Proto-Harappan Settlements were not continued to Sind and the Punjab only. They are found in Northern Rajasthan (former Bikaner state) also and possibly extended further west wards into the Ganga plain.

         The pottery from Sothi in the ancient Drishadvati valley discovered by Shri A. Ghosh was so distinctive that he designated it as representative of Sothi Culture.

         Since the Harappan city overlies the earlier Proto-Harappan, clear house plans of the earlier city are not available. But in some houses we have evidence of ovens and the well-aligned land between a row of houses. There is also evidence of mud-brick fortification exposed on the southern, western, and northern sides of Kali Banga.

        It is interesting that like Amri and Kot Diji Kali Banga should also yield stone blades which are not only small but made on agate and chalcedony; some are serrated and baked.
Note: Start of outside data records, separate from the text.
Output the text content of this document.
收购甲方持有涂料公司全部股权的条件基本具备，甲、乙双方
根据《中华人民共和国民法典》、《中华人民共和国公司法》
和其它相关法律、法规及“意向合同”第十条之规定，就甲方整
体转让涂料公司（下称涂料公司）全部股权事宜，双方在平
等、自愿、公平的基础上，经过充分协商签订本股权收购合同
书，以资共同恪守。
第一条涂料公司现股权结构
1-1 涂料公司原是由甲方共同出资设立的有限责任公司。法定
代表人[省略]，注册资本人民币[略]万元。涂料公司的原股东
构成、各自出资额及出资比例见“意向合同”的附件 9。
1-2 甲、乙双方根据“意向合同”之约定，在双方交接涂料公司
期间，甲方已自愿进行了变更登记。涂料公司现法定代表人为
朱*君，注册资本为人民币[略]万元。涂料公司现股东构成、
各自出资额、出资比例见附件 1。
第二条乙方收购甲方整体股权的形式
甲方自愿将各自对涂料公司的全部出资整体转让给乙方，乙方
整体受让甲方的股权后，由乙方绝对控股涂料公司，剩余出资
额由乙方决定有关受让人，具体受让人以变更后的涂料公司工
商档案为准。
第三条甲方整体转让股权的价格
        Copper was known, as it is attested by copper-bead as well as a celt and few other objects. The existence of wheel conveyance is proved by a cartwheel having a single hub. The pottery has six fabrics, all wheel made, as at Kot Diji, but unlike Amri, where in the lowest levels, the majority was hand-made.

        Though not Carbon-dated, on comparative rounds, the Amri Culture is placed before 2,500 B.C.

         In marked contrast to the localized village-cultures is the Indus Civilization, also known as the Harappa Civilization or Harappa Culture after the site in the Punjab where it was first identified.

        From Sutkagen dor in Southern Baluchistan to Alamgirpur in the Meerut district of Uttar Pradesh, the known western and eastern limits of the Indus Civilization, it is a distance of over 1,550 km. From north to south, it extends over 1,100 km. between Rupar in Punjab and Bhagatrav in the Kim estuary in Gujarat.      

     Whether it is Harappa or Mohenjo-Daro, Kali Banga or Lothal, the most striking character is systematic town-planning; the streets oriented north-south and east-west, produced a grid-pattern. Flanking the streets and similarly oriented lanes and by-lanes were well-planned houses, which in the case of Harappa and Mohenjo-Daro were almost invariably made of kiln-burnt bricks. Elsewhere in the contemporary world, mudbricks and wattle-and-daub were the usual building materials, and burnt-bricks were altogether unknown.

         A house comprised a central courtyard, three to four living rooms, a bath and a kitchen, while the more elaborate ones contained even up to thirty rooms and were often two-storied. Many of the houses were provided with a well, and there was an excellent underground drainage system.

        TOWN-PLANNING went further. At Harappa, Mohenjo-Daro and Kali Banga, there are two blocks of mounds-the large one on the east and a smaller one on the west. While the large block was the ‘lower’ city with its houses and streets laid out in the manner described above, the other seems to have been a citadel enclosed by a thick (13 meters at Harappa) mud-brick wall, externally revetted with burnt bricks, corner towers, and occasional bastions built along the length.

        No separate fortified mound has been found at Lothal, the conception of an acropolis seems to have existed, as may be inferred from the presence of a huge platform over which are situated the more important and large structures.